Este comentario encendió una llama de ira en el demonio, que era muy orgulloso, y exclamó:

—¿Cómo te atreves, humano insolente?

—Apuesto —prosiguió Jack— a que ni siquiera puedes subir a una rama bien alta de aquel árbol de allá y bajarme una manzana.

—Te demostraré que puedo —respondió Satanás, con tono soberbio—, y luego llevaré tu alma al lugar más profundo del Infierno, donde te torturaré yo mismo.

Entonces Satanás, bien resuelto, trepó al árbol con extrema habilidad y, sentado en una rama bien alta, agarró la manzana más roja y más madura que Jack hubiera visto, pero antes de que el demonio se bajase, el hombre talló con un cortaplumas que tenía en el bolsillo la figura de un crucifijo en la corteza del árbol. Satanás, al ver frustrados su planes de nuevo, demandó que lo dejase bajar. Jack, astuto, le propuso un trato:

—Te dejaré bajar, tan solo si juras no llevar nunca mi alma al Infierno.

—De ninguna manera —clamó Satanás—. Bajaré de este manzano y pagarás tus fechorías con tu vida.

—Bien —vociferó Jack—. Buena suerte.

Y así, el sujeto abandonó a Satanás sentado en una rama de un árbol.

Cada día Jack pasaba por el lugar y se reía y se burlaba del demonio, mientras éste, impotente y atascado en su invisible prisión, lo insultaba y lo amenazaba, hasta que, un día, Satanás accedió al trato de Jack, y refunfuñando volvió a su morada.

Pero el deseo le sirvió de poco a Jack, ya que unos años después las décadas de alcoholismo cobraron su cuota.

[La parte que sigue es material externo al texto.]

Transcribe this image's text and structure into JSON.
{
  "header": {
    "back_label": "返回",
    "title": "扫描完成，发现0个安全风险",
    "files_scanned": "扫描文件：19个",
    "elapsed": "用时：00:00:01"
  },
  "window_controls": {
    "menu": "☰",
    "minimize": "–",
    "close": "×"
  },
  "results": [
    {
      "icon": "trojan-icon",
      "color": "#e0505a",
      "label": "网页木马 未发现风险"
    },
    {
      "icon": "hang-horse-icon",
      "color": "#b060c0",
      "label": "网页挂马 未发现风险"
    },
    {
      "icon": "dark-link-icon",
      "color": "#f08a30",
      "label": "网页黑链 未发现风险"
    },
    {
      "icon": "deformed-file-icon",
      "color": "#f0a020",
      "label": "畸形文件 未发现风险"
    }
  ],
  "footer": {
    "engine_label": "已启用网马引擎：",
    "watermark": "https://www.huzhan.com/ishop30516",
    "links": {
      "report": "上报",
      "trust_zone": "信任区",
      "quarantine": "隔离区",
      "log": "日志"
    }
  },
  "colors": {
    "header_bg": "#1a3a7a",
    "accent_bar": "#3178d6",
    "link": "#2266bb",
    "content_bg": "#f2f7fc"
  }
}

El alma de Jack se preparó para entrar por las puertas de San Pedro, pero el coro angelical que sonaba se detuvo apenas puso un pie dentro del Cielo. Jack fue juzgado por el mismo Dios, quien le dijo:

—Jack, has llevado una vida de excesos, engaños y maldad. Tu alma pecaminosa no podrá ingresar al Paraíso.

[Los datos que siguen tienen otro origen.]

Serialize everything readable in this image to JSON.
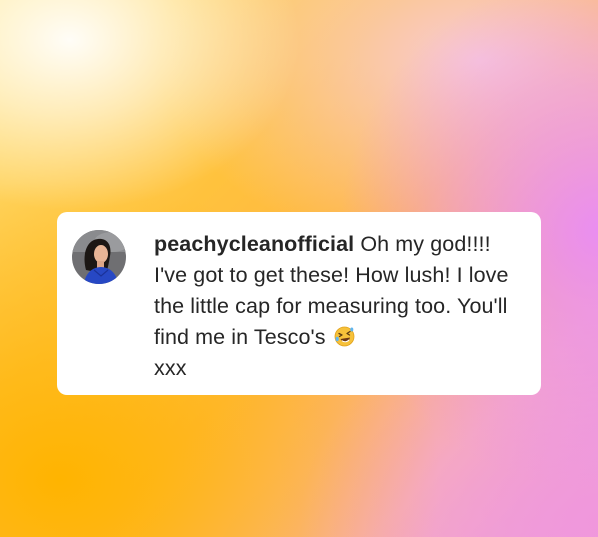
{
  "comment": {
    "username": "peachycleanofficial",
    "body": " Oh my god!!!! I've got to get these! How lush! I love the little cap for measuring too. You'll find me in Tesco's ",
    "trailing": "xxx",
    "emoji": "rolling-on-floor-laughing-emoji"
  },
  "colors": {
    "card_background": "#ffffff",
    "text": "#262626"
  }
}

Desolado, mas no se puede decir que sorprendido, Jack bajó hasta las puertas infernales y rogó admisión en el Inframundo, pero Satanás mismo entreabrió la puerta y le dijo:

—Con gusto tomaría tu alma, Jack el tacaño, sin embargo he hecho un juramento, y no puedo romperlo. Vete.

—El camino es oscuro y neblinoso —replicó Jack—. ¿No tendrás acaso una lámpara que me sirva de guía?

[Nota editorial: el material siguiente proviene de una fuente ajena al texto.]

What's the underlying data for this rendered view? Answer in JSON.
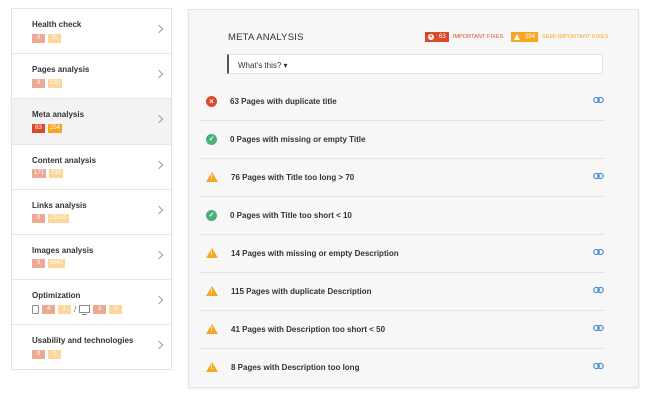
{
  "sidebar": {
    "items": [
      {
        "label": "Health check",
        "badges": [
          {
            "v": "0",
            "c": "red-light"
          },
          {
            "v": "11",
            "c": "orange-light"
          }
        ],
        "active": false
      },
      {
        "label": "Pages analysis",
        "badges": [
          {
            "v": "3",
            "c": "red-light"
          },
          {
            "v": "132",
            "c": "orange-light"
          }
        ],
        "active": false
      },
      {
        "label": "Meta analysis",
        "badges": [
          {
            "v": "63",
            "c": "red"
          },
          {
            "v": "254",
            "c": "orange"
          }
        ],
        "active": true
      },
      {
        "label": "Content analysis",
        "badges": [
          {
            "v": "171",
            "c": "red-light"
          },
          {
            "v": "215",
            "c": "orange-light"
          }
        ],
        "active": false
      },
      {
        "label": "Links analysis",
        "badges": [
          {
            "v": "0",
            "c": "red-light"
          },
          {
            "v": "21610",
            "c": "orange-light"
          }
        ],
        "active": false
      },
      {
        "label": "Images analysis",
        "badges": [
          {
            "v": "0",
            "c": "red-light"
          },
          {
            "v": "6641",
            "c": "orange-light"
          }
        ],
        "active": false
      },
      {
        "label": "Optimization",
        "mobile": [
          "4",
          "1"
        ],
        "desktop": [
          "1",
          "0"
        ],
        "separator": "/",
        "active": false
      },
      {
        "label": "Usability and technologies",
        "badges": [
          {
            "v": "0",
            "c": "red-light"
          },
          {
            "v": "1",
            "c": "orange-light"
          }
        ],
        "active": false
      }
    ]
  },
  "panel": {
    "title": "META ANALYSIS",
    "important": {
      "count": "63",
      "label": "IMPORTANT FIXES"
    },
    "semi_important": {
      "count": "254",
      "label": "SEMI-IMPORTANT FIXES"
    },
    "whats_this": "What's this? ▾"
  },
  "rows": [
    {
      "status": "error",
      "text": "63 Pages with duplicate title",
      "link": true
    },
    {
      "status": "ok",
      "text": "0 Pages with missing or empty Title",
      "link": false
    },
    {
      "status": "warning",
      "text": "76 Pages with Title too long > 70",
      "link": true
    },
    {
      "status": "ok",
      "text": "0 Pages with Title too short < 10",
      "link": false
    },
    {
      "status": "warning",
      "text": "14 Pages with missing or empty Description",
      "link": true
    },
    {
      "status": "warning",
      "text": "115 Pages with duplicate Description",
      "link": true
    },
    {
      "status": "warning",
      "text": "41 Pages with Description too short < 50",
      "link": true
    },
    {
      "status": "warning",
      "text": "8 Pages with Description too long",
      "link": true
    }
  ],
  "colors": {
    "error": "#d94c2a",
    "ok": "#4caf78",
    "warning": "#f5a623",
    "link": "#2f7fd0"
  }
}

Medio en burla, de una abertura en la puerta infernal se le arrojó a Jack una brasa ardiente.

—Nunca se apagará —acotó Satanás, entre risas—. Ahora vete, y no vuelvas.

Desde ese día hasta la eternidad, Jack fue condenado a vagar solitario entre los planos del bien y el mal, con tan solo una brasa encendida dentro de un nabo ahuecado, con una extraña cara tallada en el frente.